Fig. 2. Interconnect architecture comparison of 22nm CPU and SoC [9].

Current approaches and limitations. Even as sophisticated IC companies have adopted various choices of AR and DC for different design targets in each technology node, to our knowledge it is not obvious how to optimize BEOL dimensions, and there is no general methodology to identify an "optimal" BEOL stack option for a given design. Two levels of optimization exist in previous works: (i) device level, and (ii) block level. For (i), the Elmore delay model [15] provides fast modeling of RC networks. Elfadel et al. [5] describe AQUAIA, which enables fast modeling and simulation of delay, slew and crosstalk. Faruk et al. [6] utilize AQUAIA for variability modeling with different line widths, heights, pitches and dielectric constants. Bakoglu et al. [3], Ismail et al. [8] and Pamanuwa et al. [12] develop delay models considering repeater insertion, inductance and coupling capacitance. These techniques enable fast modeling of delay and energy for given driver, load and interconnect structures. Thus, for instance, "optimal" single-stage (AR,DC) with fixed driver and load can be determined by sweeping (AR,DC) combinations. For (ii), Anand et al. [1][2] develop a framework to optimize a metal stack in a more global sense. The authors conclude with a suggestion of low AR and DC. Takahashi et al. [14] propose a methodology for determining overall interconnect strategy, including repeater insertion, as well as adoption of new metal and dielectric materials. Other works including [17] optimize DC only, for long interconnects. Recently, [13] performs block-level validations of BEOL optimization based on results from single-stage simulation for advanced nodes. The work of [4] suggests that different optimal (AR,DC) combinations may apply when considering driver and load.
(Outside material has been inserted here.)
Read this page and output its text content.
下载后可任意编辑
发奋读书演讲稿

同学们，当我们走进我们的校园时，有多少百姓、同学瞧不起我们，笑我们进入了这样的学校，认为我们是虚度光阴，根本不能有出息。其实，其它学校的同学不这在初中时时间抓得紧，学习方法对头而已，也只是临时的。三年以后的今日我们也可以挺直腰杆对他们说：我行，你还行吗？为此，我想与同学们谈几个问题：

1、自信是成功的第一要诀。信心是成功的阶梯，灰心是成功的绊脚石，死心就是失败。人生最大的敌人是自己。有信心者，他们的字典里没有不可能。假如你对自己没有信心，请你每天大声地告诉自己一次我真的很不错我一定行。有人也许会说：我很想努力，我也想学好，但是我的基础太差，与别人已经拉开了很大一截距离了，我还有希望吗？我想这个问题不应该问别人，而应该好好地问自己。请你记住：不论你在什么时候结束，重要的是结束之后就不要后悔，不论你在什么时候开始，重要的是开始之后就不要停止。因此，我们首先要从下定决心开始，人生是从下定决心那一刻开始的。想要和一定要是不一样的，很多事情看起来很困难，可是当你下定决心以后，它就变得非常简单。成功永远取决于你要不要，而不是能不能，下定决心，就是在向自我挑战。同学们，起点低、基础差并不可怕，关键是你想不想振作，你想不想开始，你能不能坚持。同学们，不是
Our approach. In this work, we study optimization of BEOL interconnect stack geometry through exploration of wire aspect ratio (AR) and wire width/pitch duty cycle (DC) impacts in sub-10nm nodes. We perform SPICE-based analyses of timing path delays to find delay- or poweroptimal (AR,DC) combinations, and also perform blocklevel studies with placed and routed designs. Based on our experimental results, we provide various insights on BEOL stack geometry: (i) optimal (AR,DC) for a given wire pitch with respect to power and delay; (ii) sensitivities of optimal (AR,DC) to circuit parameters (e.g., driver strength, input slew, output load, wirelength); (iii) block-level optimal (AR,DC) with multiple interconnect layers; and (iv) potential impacts of future design-aware manufacturing (DAM) and/or manufacturing-aware design (MAD) methodologies [7] that co-optimize product designs and BEOL interconnect stacks.

The contributions of this work are summarized as follows.
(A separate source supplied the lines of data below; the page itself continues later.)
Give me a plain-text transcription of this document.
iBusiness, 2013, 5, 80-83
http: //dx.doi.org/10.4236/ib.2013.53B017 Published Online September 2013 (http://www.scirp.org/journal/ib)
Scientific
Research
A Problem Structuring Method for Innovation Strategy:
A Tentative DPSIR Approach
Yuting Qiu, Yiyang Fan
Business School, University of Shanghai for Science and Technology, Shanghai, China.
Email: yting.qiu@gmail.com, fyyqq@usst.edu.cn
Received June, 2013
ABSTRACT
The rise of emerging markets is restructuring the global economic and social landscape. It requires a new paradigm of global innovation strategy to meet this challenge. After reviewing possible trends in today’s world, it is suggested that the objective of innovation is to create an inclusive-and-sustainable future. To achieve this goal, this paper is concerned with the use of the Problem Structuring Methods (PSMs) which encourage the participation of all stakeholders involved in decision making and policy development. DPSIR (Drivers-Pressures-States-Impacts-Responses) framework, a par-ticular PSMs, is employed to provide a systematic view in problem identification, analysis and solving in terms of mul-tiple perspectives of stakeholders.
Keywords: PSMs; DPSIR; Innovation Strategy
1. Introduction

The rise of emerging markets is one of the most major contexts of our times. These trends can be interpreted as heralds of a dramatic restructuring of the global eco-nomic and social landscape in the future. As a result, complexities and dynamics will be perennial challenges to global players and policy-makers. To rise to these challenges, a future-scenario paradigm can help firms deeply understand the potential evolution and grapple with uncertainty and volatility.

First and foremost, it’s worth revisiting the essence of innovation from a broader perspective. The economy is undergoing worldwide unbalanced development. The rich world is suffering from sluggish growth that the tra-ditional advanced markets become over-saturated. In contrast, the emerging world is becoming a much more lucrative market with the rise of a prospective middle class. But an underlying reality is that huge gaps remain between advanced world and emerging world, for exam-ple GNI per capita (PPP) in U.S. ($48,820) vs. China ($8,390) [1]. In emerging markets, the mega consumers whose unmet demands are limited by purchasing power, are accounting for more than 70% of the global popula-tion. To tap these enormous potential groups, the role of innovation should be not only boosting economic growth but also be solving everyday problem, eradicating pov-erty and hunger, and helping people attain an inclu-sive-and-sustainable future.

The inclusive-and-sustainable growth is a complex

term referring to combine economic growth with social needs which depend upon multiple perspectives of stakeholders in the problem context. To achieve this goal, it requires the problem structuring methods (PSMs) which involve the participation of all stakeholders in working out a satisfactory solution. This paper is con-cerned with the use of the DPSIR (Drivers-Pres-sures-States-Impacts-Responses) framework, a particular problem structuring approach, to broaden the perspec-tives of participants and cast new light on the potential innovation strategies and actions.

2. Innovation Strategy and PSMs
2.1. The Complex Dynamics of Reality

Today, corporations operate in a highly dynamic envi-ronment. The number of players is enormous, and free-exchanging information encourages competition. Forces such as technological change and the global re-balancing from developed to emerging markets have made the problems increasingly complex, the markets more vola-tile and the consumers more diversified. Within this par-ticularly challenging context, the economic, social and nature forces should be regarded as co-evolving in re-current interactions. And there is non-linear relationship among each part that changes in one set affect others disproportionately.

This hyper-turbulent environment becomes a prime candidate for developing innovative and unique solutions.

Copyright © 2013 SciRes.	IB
- We explore various wire dimensions using SPICE simulation and determine "optimal" wire dimensions (AR,DC) for a given metal pitch with respect to power and performance.
- We study the sensitivities of (AR,DC) optimization to several parameters that determine circuit performance and power (e.g., driver strength, input slew, output load, wirelength).
- We show that performance and power results from a standard place-and-route (P&R) flow (including post-

route parasitic RC extraction (PEX) and static timing analysis (STA)) are consistent with our SPICE simulation-based results.

• We investigate the potential impacts of future designaware manufacturing (DAM) and manufacturing-aware design (MAD) methodologies by performing P&R with real block-level designs.

The remainder of this paper is organized as follows. Section II reviews two important related previous works. In Section III, we describe our study based on path-based single-stage SPICE simulation. In Section IV, we explain our block-level validation using optimal AR and DC choices from SPICE simulation. Section V describes our study of DAM and MAD methodologies, including experimental setup, results and analysis. We give conclusions and future research directions in Section VI.

## **II. PREVIOUS WORK**

In this section, we review two important related works on BEOL interconnect optimization for sub-14nm nodes.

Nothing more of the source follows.